Leveraging BERT and c-TF-IDF to create easily interpretable topics.
https://maartengr.github.io/BERTopic/
MIT License
6.12k stars 763 forks source link

Replacing Sub-models with already fitted models #1318

Closed daso94 closed 1 year ago

daso94 commented 1 year ago

Hello,

I was wondering if it was possible to replace the submodels (hdbscan_model, umap_model) of a topic_model with already fitted instances of according models? Let's say I want to switch between MiniBatchKMeans models with different cluster sizes as hdbscan_models. Right now, I always have to create a new instance of a topic model and fit the whole pipeline. Is it possible to just replace the sub-model?

Kind regards!

MaartenGr commented 1 year ago

There are a number of tricks to do this. If you already have fitted models, you would still need to reduce the input embeddings in their dimensionality, so that part of the pipeline still needs to run. Having said that, you can skip over the dimensionality reduction part following this guide. This especially helps if you pre-calculated the reduced embeddings. Moreover, you can use the structure of a dimensionality reduction and clustering algorithms at the start to make sure it skips fitting the model.

For example:

class DimensionalityReduction:
    def __init__(self, my_fitted_dim_model):
        self.my_fitted_dim_model = my_fitted_dim_model

    def fit(self, X):
        return self

    def transform(self, X):
        return self.my_fitted_dim_model.transform(X)

dim_model = DimensionalityReduction(my_fitted_dim_model)
topic_model = BERTopic(umap_model=dim_model)
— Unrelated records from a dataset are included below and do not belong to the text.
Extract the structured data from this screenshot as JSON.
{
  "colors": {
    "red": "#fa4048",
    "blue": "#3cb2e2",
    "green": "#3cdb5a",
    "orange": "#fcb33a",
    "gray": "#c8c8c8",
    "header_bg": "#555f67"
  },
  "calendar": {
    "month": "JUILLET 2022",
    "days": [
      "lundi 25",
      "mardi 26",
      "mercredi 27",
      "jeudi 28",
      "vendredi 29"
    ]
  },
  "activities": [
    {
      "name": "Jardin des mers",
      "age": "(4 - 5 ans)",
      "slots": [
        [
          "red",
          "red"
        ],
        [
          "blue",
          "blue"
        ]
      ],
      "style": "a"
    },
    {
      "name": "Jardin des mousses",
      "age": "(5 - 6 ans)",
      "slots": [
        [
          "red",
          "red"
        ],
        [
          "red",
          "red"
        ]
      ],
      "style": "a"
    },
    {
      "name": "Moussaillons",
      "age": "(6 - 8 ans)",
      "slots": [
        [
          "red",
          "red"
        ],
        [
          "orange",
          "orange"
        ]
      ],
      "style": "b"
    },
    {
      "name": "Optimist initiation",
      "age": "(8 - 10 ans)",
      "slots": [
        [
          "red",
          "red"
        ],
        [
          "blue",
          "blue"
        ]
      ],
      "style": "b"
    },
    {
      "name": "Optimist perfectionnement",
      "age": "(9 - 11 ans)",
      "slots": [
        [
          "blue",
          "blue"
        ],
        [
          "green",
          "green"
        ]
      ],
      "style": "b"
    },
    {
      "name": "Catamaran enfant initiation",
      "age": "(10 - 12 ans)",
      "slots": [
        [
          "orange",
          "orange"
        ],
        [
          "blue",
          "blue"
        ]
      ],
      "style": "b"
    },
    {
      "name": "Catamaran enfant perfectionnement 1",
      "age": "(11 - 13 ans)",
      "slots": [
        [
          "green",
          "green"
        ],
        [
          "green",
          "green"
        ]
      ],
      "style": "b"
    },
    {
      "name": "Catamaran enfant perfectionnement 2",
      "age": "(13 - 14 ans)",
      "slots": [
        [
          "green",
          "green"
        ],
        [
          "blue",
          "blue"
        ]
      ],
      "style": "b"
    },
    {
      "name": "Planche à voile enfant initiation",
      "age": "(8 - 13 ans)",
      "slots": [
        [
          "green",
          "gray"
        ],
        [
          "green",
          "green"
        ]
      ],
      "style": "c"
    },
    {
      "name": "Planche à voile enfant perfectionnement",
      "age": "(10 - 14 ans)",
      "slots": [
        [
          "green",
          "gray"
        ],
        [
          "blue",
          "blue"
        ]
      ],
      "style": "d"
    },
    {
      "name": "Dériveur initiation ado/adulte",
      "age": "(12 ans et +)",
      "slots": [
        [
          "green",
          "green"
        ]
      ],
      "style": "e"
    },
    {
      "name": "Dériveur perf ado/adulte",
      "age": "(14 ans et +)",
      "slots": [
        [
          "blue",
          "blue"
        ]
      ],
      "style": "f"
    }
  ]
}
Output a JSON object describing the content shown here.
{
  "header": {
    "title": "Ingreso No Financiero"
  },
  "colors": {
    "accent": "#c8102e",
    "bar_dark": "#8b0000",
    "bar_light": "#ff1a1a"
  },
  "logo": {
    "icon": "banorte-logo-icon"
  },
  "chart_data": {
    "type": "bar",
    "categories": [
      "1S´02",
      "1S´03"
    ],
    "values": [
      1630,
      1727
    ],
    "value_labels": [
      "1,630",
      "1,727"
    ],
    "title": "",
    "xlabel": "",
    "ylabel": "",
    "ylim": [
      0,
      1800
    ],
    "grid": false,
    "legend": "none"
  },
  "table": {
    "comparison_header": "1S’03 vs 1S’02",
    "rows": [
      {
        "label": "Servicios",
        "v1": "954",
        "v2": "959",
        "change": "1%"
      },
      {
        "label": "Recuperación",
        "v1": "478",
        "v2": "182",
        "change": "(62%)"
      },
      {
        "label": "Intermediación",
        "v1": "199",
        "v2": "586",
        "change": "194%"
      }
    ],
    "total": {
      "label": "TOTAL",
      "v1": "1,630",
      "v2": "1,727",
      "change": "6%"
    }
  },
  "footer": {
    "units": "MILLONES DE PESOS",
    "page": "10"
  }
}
The same could be done for the clustering model:

class ClusterModel:
    def __init__(self, my_fitted_cluster_model):
        self.my_fitted_cluster_model = my_fitted_cluster_model
        self.labels_ = self.my_fitted_cluster_model.labels_

    def fit(self, X):
        return self

    def predict(self, X):
        return self.my_fitted_cluster_model.predict(X)

cluster_model = ClusterModel(my_fitted_cluster_model)
topic_model = BERTopic(hdbscan_model=cluster_model)
daso94 commented 1 year ago

Thank you very much!